ATHENS, Ga. – John Wall might be a couple of weeks away from playing in his first NCAA tournament, but he knows the difference in playing the kind of defense suited for a deep run in March and the kind that’s tailor-made for an early exit.
And what scares Wall the most is turning the defense off and on, similar to the way No. 3-ranked Kentucky did Wednesday night in its 80-68 beatdown of Georgia at Stegeman Coliseum.
“That’s a game when you go home,” said Wall, his eyebrows raised. “It doesn’t matter what team you’re playing. You might be playing an 8 seed and they might be on fire and you’re not playing defense.
“That’s when you go home.”
The truth is that the Wildcats played enough smothering defense when it counted Wednesday to never really be in danger after halftime.
From the 1:31 mark of the first half until the 16:15 mark of the second half, Georgia was held without a field goal.
Meanwhile, the Wildcats (28-2, 13-2) were reeling off a 12-0 run to open the second half, and it was all the Bulldogs could do to get off a shot.
But here’s the rub: There are no second chances later this month if you play defense in spurts and it ends up burning you for that one game.
“If we start playing defense like that for 40 minutes, we’re going to be scary,” said Wall, who had perhaps his best all-around game of the season with 24 points on 8-of-10 shooting to go along with six assists and three steals.
The Wildcats also had a season-high 14 blocked shots. Freshman DeMarcus Cousins swatted away six of those.
But in the first half, when Kentucky's defense blew hot and cold, he played just eight minutes after picking up two early fouls.
“In the first half, he got beat on every ball and didn’t rebound and got two fouls and had to come out,” Kentucky coach John Calipari said. “In the second half, he played like the beast he is.”
The 6-11, 270-pound Cousins even showed off his guard skills a couple of times in the second half, leading the break.
“I told him, ‘You go get every ball and score in the post and do what you’re doing and block shots, I’ll let you do one or two of those a game,’ ” Calipari quipped. “We’ll be up 15 or 18, and it won’t matter.”
In winning, the Wildcats clinched at least a share of their 44th SEC championship, but there wasn’t a lot of talk about that afterward.
Clearly, this team has loftier goals, and it’s equally clear that this will be this group’s only chance together to win an NCAA championship.

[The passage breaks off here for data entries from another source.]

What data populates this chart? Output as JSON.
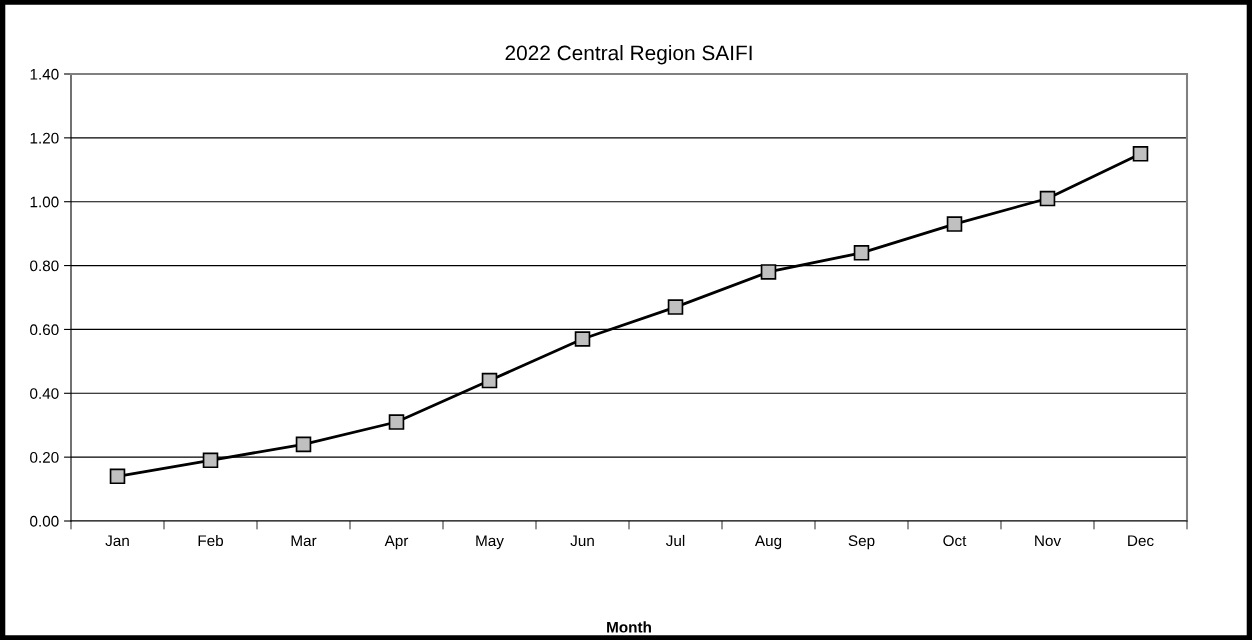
{
  "chart_data": {
    "type": "line",
    "title": "2022 Central Region SAIFI",
    "xlabel": "Month",
    "categories": [
      "Jan",
      "Feb",
      "Mar",
      "Apr",
      "May",
      "Jun",
      "Jul",
      "Aug",
      "Sep",
      "Oct",
      "Nov",
      "Dec"
    ],
    "series": [
      {
        "color": "#000000",
        "values": [
          0.14,
          0.19,
          0.24,
          0.31,
          0.44,
          0.57,
          0.67,
          0.78,
          0.84,
          0.93,
          1.01,
          1.15
        ]
      }
    ],
    "ylim": [
      0,
      1.4
    ],
    "yticks": [
      {
        "value": 0,
        "label": "0.00"
      },
      {
        "value": 0.2,
        "label": "0.20"
      },
      {
        "value": 0.4,
        "label": "0.40"
      },
      {
        "value": 0.6,
        "label": "0.60"
      },
      {
        "value": 0.8,
        "label": "0.80"
      },
      {
        "value": 1.0,
        "label": "1.00"
      },
      {
        "value": 1.2,
        "label": "1.20"
      },
      {
        "value": 1.4,
        "label": "1.40"
      }
    ],
    "grid": "y",
    "marker": "square",
    "line_style": "solid"
  }
}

Calipari acknowledged that Sunday’s game against Florida at Rupp Arena could turn into “Senior Day” for a lot of his players. Wall and Cousins are both almost certainly gone, while junior Patrick Patterson and freshman Eric Bledsoe could also be playing their farewell games at Rupp.
“Each situation is different, but I’ll sit down and be honest with every one of them,” Calipari said. “In most cases, you know what I’m going to say, because I’ve done it my whole career and then we’ll go back and better sign four or five more guys. Hopefully, they’re as good as the group we just brought in. And then after that, we’ll try to bring in four or five more.
“It’s a different day and age. You don’t have guys for three and four years.”
Wall did his best to deflect any talk about the likelihood that he will be playing his final game in Rupp Arena on Sunday.
But the more he talked, the more it sounded like this would be his one and only chance at an NCAA championship ring.
“College is a great experience, to have a chance to play with a great coaching staff,” Wall said. “And playing at Kentucky makes you want to come back. The team that we have … it’s a once-in-a-lifetime chance to have a team with this talent and have a chance to do something great.
“I’m just enjoying it while it lasts and will make a decision after the season is over.”
After shooting just 16 percent from 3-point range in its last four games, Kentucky was 8-of-24 (33.3 percent) against Georgia. Darnell Dodson came off the bench to hit three 3-pointers. He was 2 of his previous 21 from 3-point range prior to Wednesday’s game.
Calipari, who earlier refused to call it a slump, took the blame for his team’s shooting woes.
“About two weeks ago, I backed off in practice. I didn’t want to get anybody hurt,” Calipari said. “We lost a little bit of our edge.
"The shooting stuff we do, a lot of it ended up being tiptoe shooting.”
And it carried over into the games.
“If you’re tiptoe shooting, you’re not really getting into your shot,” Wall explained.
Of course, nobody ever accused Wall of being a pure shooter. He laughs about that characterization and says he’d rather be known as a money shooter.
“I’ve been hearing that, but I can make shots when it’s time to make shots,” Wall said. “I might not make them the whole game, and I might not be the best shooter there is in the country.
“But I can make shots when it’s time to make shots.”
Likewise, the Wildcats can play defense when it’s time to play defense.
The tricky part is playing that kind of ‘D’ for the entire game, a prerequisite if the Wildcats are going to make good on their march through March.
“We’ve got to keep doing what we’re doing … and don’t stop,” Wall said.